Have family, friends or your community supported you openly for enjoying sex?
Have you ever been scared before, during or after sex? Have you ever felt it was easier to go through with it than to say something or stop?
At what age were you able to express what you wanted sexually from your partner(s)? Do you still struggle with that? Does it depend on the dynamic you have with each partner?
If you identify as a woman, have you ever been told you want sex too often? If so, by whom? In what circumstances?
If identify as a man, have you ever been told you don’t want sex enough? If so, by whom? In what circumstances?

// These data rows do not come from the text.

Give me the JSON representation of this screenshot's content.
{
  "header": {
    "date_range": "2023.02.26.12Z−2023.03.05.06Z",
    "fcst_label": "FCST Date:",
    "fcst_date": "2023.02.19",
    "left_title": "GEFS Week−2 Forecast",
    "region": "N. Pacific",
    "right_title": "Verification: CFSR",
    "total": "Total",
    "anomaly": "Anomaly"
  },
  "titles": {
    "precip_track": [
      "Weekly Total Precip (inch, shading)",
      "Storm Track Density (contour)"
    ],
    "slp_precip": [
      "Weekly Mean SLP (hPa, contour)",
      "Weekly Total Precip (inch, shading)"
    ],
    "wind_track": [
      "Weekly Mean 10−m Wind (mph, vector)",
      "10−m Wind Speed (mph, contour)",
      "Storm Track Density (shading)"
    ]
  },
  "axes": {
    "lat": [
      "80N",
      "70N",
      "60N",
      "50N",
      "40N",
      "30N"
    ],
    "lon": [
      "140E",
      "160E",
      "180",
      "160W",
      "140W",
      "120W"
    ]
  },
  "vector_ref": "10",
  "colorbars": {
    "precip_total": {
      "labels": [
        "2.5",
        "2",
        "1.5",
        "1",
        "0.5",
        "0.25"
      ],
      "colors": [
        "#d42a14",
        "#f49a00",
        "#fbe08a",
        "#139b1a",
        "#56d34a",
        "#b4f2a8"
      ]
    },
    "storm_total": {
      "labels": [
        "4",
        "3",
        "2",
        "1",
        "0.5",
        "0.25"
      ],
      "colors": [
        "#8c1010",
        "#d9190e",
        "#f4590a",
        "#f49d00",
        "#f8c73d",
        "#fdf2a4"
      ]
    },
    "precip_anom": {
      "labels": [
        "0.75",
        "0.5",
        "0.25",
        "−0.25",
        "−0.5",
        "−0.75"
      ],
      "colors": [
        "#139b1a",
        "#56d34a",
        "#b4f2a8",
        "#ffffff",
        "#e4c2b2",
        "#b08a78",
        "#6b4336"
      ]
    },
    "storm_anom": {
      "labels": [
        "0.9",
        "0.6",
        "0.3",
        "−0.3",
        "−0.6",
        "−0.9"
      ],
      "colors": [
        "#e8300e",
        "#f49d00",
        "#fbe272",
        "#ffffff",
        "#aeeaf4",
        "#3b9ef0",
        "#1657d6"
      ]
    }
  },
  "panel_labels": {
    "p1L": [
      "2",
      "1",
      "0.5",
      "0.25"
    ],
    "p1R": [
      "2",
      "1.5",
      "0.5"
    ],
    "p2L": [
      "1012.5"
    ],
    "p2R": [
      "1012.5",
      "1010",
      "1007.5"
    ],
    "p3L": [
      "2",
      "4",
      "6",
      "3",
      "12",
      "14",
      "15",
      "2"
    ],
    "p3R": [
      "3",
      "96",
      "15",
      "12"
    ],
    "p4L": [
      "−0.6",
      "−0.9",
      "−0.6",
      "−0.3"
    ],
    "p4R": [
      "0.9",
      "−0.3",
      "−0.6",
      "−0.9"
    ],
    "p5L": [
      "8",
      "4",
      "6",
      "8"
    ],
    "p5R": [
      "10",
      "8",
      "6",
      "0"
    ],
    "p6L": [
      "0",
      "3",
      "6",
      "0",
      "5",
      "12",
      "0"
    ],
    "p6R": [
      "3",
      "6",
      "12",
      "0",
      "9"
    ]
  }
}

If you’re gender non-binary or trans, how has your lived gender experience and your sexuality been affected by social stereotypes and pressures?
Recording (mp3 or m4a)
There are many ways to record yourself and send in the audio (to natasha@wlspod.com), but one of the easiest is with the Voice Memos or Recorder app on your smartphone or tablet. Directions:
1. Set device to Airplane mode because Voice Memos can automatically stop recording when a text or call comes in, without alerting you. (As a journalist, I've learned this the hard way!)
2. Open Voice Memos or Recorder app (or whatever it’s called on your phone), hit the big red button and start recording.
Clearly state (and spell) your first and last name, age, the gender and sexual orientation you identify as, preferred pronouns, town/city/or country, email address or phone number. This information will NOT be shared publicly, but only for our purposes, as explained above.
3. Start sharing your story! Preferably 20 minutes max, but really, no one is timing you. And it doesn’t have to be perfect. Chances are, we will use only excerpts of stories we choose.
4. When you’re done recording, hit the big red button again!
5. You’ll be prompted to name the m4a file. Please type in your first name, age and town/city/country. Examples: “Jane, 23, Nashville” or “Benjamin, 32, Peru.”
6. Save the file.
7. Select the file from the recordings list, then click Share.
8. Send file to natasha@wlspod.com.
9. Turn off Airplane mode, and you’re done!